First, there’s incumbent Democrat Gov. Ted Strickland:
“In 2009, the Small Business & Entrepreneurship Council ranked Ohio 11th in the nation and 1st in the Midwest for overall business climate,” the governor said in a July 17 news release. We decided to take a closer look.
Strickland, who made the statement in response to a Kasich ad that blamed the governor for Ohio’s jobs losses, was referring to a December 2009 study entitled “Small Business Survival Index 2009: Ranking the Policy Environment for Entrepreneurship Across the Nation.” The study was produced by the Small Business and Entrepreneurship Council, or SBE, a trade group that represents small businesses and advocates for less government regulation.
Then, there’s John Kasich:
“How did we get here? Sloppy, no knowledge, tired, worn out, no ideas. Politics as usual. What do you do? You take a businesslike attitude. You have to serve the customer,” Mr. Kasich said.
As before in this hard-hitting gubernatorial campaign, the governor’s campaign and office staff were quick to return Mr. Kasich’s broadside, saying Mr. Strickland has cut taxes, trimmed bureaucracy, and positioned the state for business investment, while Mr. Kasich was looking out for Wall Street.[...]
Mr. Kasich said too many entities are doing job training and that Ohio spends too much money on school buildings and administration and not enough in the classroom.

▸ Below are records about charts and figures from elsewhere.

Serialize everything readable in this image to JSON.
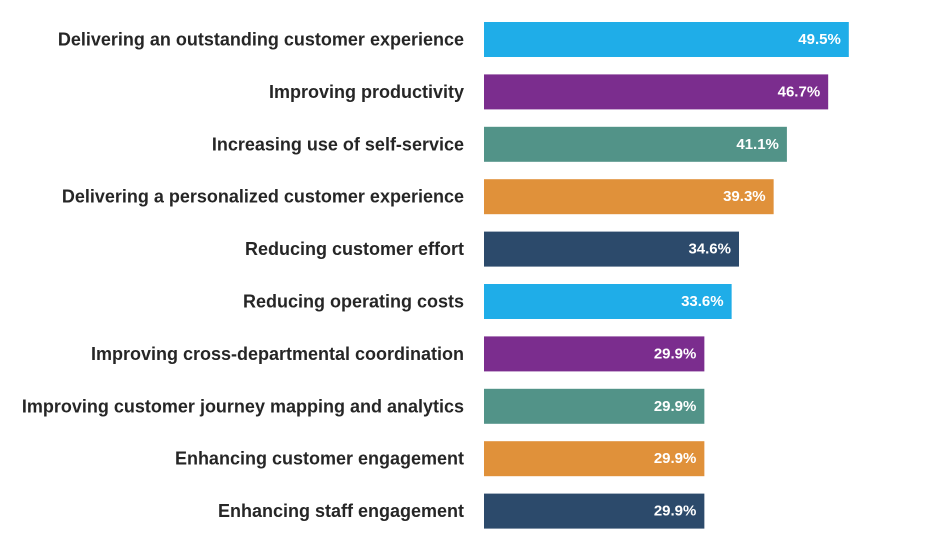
{
  "chart_data": {
    "type": "bar",
    "orientation": "horizontal",
    "title": "",
    "xlabel": "",
    "ylabel": "",
    "xlim": [
      0,
      50
    ],
    "grid": false,
    "legend": "none",
    "value_suffix": "%",
    "categories": [
      "Delivering an outstanding customer experience",
      "Improving productivity",
      "Increasing use of self-service",
      "Delivering a personalized customer experience",
      "Reducing customer effort",
      "Reducing operating costs",
      "Improving cross-departmental coordination",
      "Improving customer journey mapping and analytics",
      "Enhancing customer engagement",
      "Enhancing staff engagement"
    ],
    "values": [
      49.5,
      46.7,
      41.1,
      39.3,
      34.6,
      33.6,
      29.9,
      29.9,
      29.9,
      29.9
    ],
    "value_labels": [
      "49.5%",
      "46.7%",
      "41.1%",
      "39.3%",
      "34.6%",
      "33.6%",
      "29.9%",
      "29.9%",
      "29.9%",
      "29.9%"
    ],
    "colors": [
      "#1fade8",
      "#7b2d8e",
      "#529388",
      "#e0913a",
      "#2c4a6b",
      "#1fade8",
      "#7b2d8e",
      "#529388",
      "#e0913a",
      "#2c4a6b"
    ]
  }
}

He said raising taxes is not the solution to the state’s deficit, but resisted detailing how he would balance the budget, which he portrayed as an expertise of his from his four years in the state Senate and 18 years in Congress, where he chaired the House Budget Committee. “People want to know the details of my plan. I don’t have the revenues,” he said. “If anybody really wants to know what my philosophy is, there’s 13 budgets. You can read them.”
So what exactly is going on in the state? The question’s fairly complicated, given that there’s enough data to support either conclusion, and enough studies already doing so that both candidates have a sizable arsenal to use. Fortunately, the Politifact article that Strickland’s quote came from has some interesting analysis:
Ohio does rank 11th overall in the 2009 SBE index. But whether Ohio is No. 1 in the Midwest depends on how you define the Midwest.

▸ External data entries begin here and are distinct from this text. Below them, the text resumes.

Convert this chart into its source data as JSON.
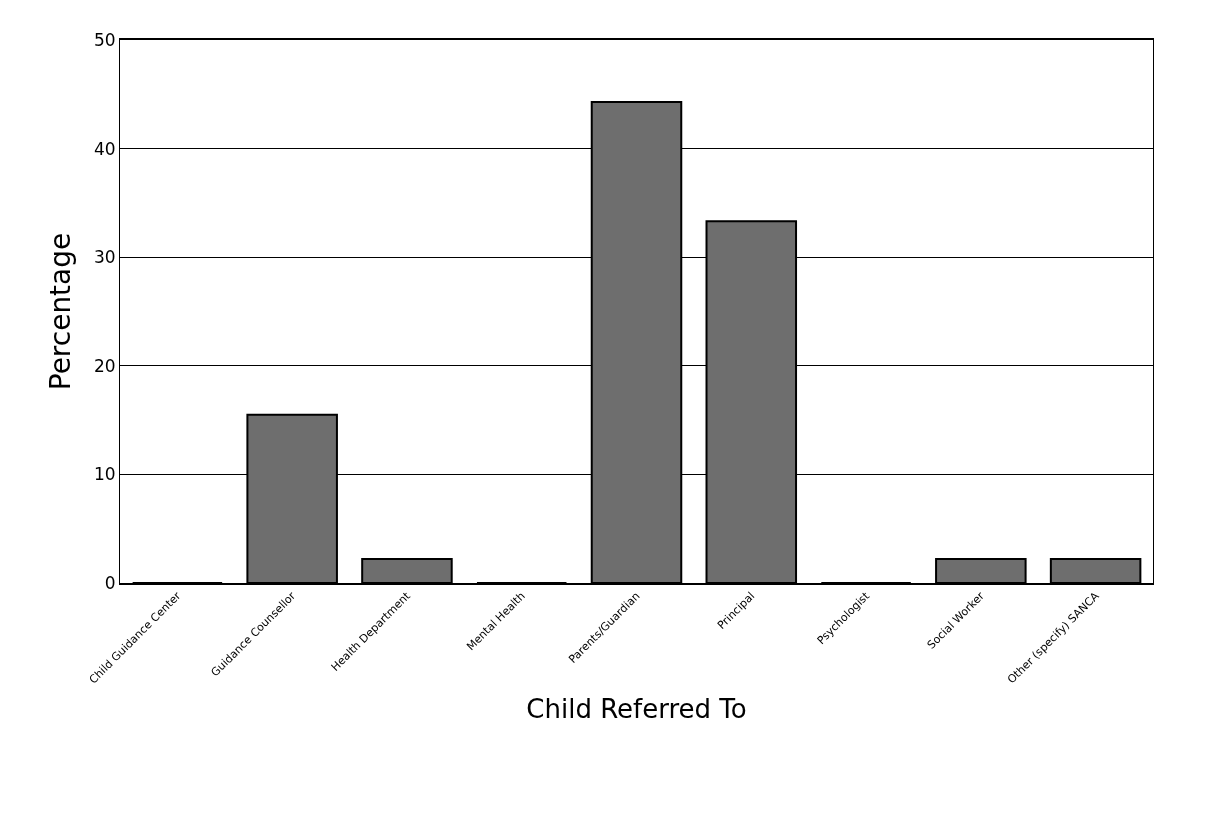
{
  "chart_data": {
    "type": "bar",
    "xlabel": "Child Referred To",
    "ylabel": "Percentage",
    "categories": [
      "Child Guidance Center",
      "Guidance Counsellor",
      "Health Department",
      "Mental Health",
      "Parents/Guardian",
      "Principal",
      "Psychologist",
      "Social Worker",
      "Other (specify) SANCA"
    ],
    "values": [
      0,
      15.5,
      2.2,
      0,
      44.3,
      33.3,
      0,
      2.2,
      2.2
    ],
    "color": "#6e6e6e",
    "ylim": [
      0,
      50
    ],
    "yticks": [
      0,
      10,
      20,
      30,
      40,
      50
    ],
    "grid": "y",
    "legend": false
  }
}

Strickland relies on the Ohio Business Development Coalition, which supports the state’s economic development efforts. In a news release, it defines the Midwest as Ohio, Indiana, Kentucky, Michigan, Illinois, Wisconsin and Minnesota.
The U.S. Census Bureau defines the Midwest differently. It doesn’t include Kentucky, which lands in the South, but it adds Iowa, Kansas, Missouri, Nebraska, North Dakota, and South Dakota.
Ohio still beats them all — except South Dakota. While Ohio is more likely to compete with nearby states, the Mount Rushmore State’s ranking tops SBE’s entire survey. One reason: South Dakota is among a handful of states without a personal income tax. Small business operators find that attractive because, as the SBE and other groups often point out, about 90 percent of them file taxes as individuals — sole proprietorships, partnerships and S-Corps — and don’t pay corporate income taxes.
Strickland’s critics like to cite the personal income tax rate, which is high compared to about half of the other states. The conservative Tax Foundation, which Kasich frequently points to, and others say Ohio’s personal income tax, coupled with local taxes, makes the overall tax burden unattractive to business. The Federation of Tax Administrators’ tally of total state and local tax burden ranks 29 states better than Ohio.
The real question is whether the state will seem amply business-friendly to voters.